Бездыханные
Шрифт:
Расческа, которую я подняла, опять упала.
— Вам так много лет?!
— Не говори так. — Она смущенно засмеялась. — Я чувствую себя старой.
— Извините. — Я подняла расческу и принялась расчесывать ее волосы.
— Так вот, — она продолжила, — из всей родни у меня были только мать и младший брат, который родился через девять лет после моего рождения. Его звали Элиот. Мы были бедны, но счастливы; недосыпали и недоедали, но всегда держались вместе. Мать пасла овец, Элиот продавал цветы, которые он сам выращивал на небольшой грядке сзади нашего ветхого домика, а я старалась раздобыть лишнюю монету своей внешностью и пением. На ярмарках, с приезжими скоморохами или с бардами на площадях, я пела, танцевала, плясала как обезьянка шарманщика, лишь бы понравится случайному зрителю и получить из его кармана хоть один медяк. Красивые волосы, не испорченные бедностью, милое лицо, детский голосок и одежда с обносков — конечно, жалость других была моим единственным спасением, хотя часто моя внешность приносила одни неприятности, в детали которых мне не хочется вдаваться.

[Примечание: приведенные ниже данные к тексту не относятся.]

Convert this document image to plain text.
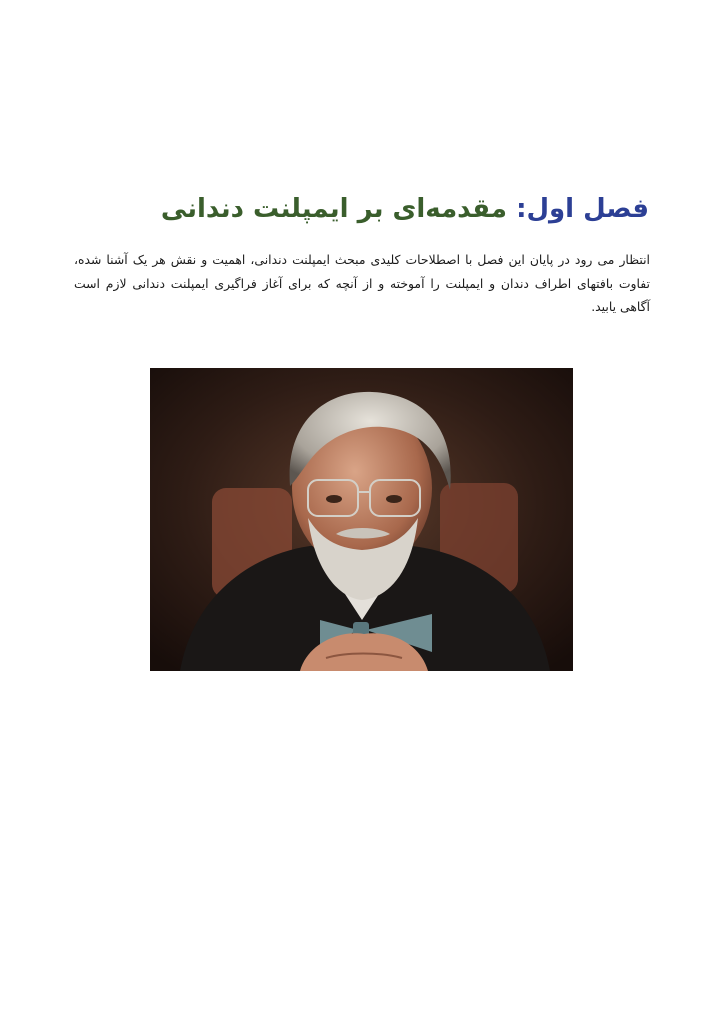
فصل اول: مقدمه‌ای بر ایمپلنت دندانی

انتظار می رود در پایان این فصل با اصطلاحات کلیدی مبحث ایمپلنت دندانی، اهمیت و نقش هر یک آشنا شده، تفاوت بافتهای اطراف دندان و ایمپلنت را آموخته و از آنچه که برای آغاز فراگیری ایمپلنت دندانی لازم است آگاهی یابید.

В общем, так мы и выживали. Но, как говорится, счастье не вечно. Элиот был очень слабым мальчиком и часто болел. Однажды он слег с серьезной простудой. Денег на лекарства у нас не было, а его состояние все ухудшалось. Тогда я решила, что единственным выходом было прибегнуть к воровству. Я ничего не сказала матери, так как знала, что она не одобрит эту затею, поэтому мне пришлось
Мелори замолчала. В её глазах не было видно сожаления о своем поступке, лишь покорная холодная серьезность.
Я опустилась на колени и начала расчесывать концы волос. Женщина водила пальцами по шраму на шее и грустно улыбалась. Я ждала продолжения истории.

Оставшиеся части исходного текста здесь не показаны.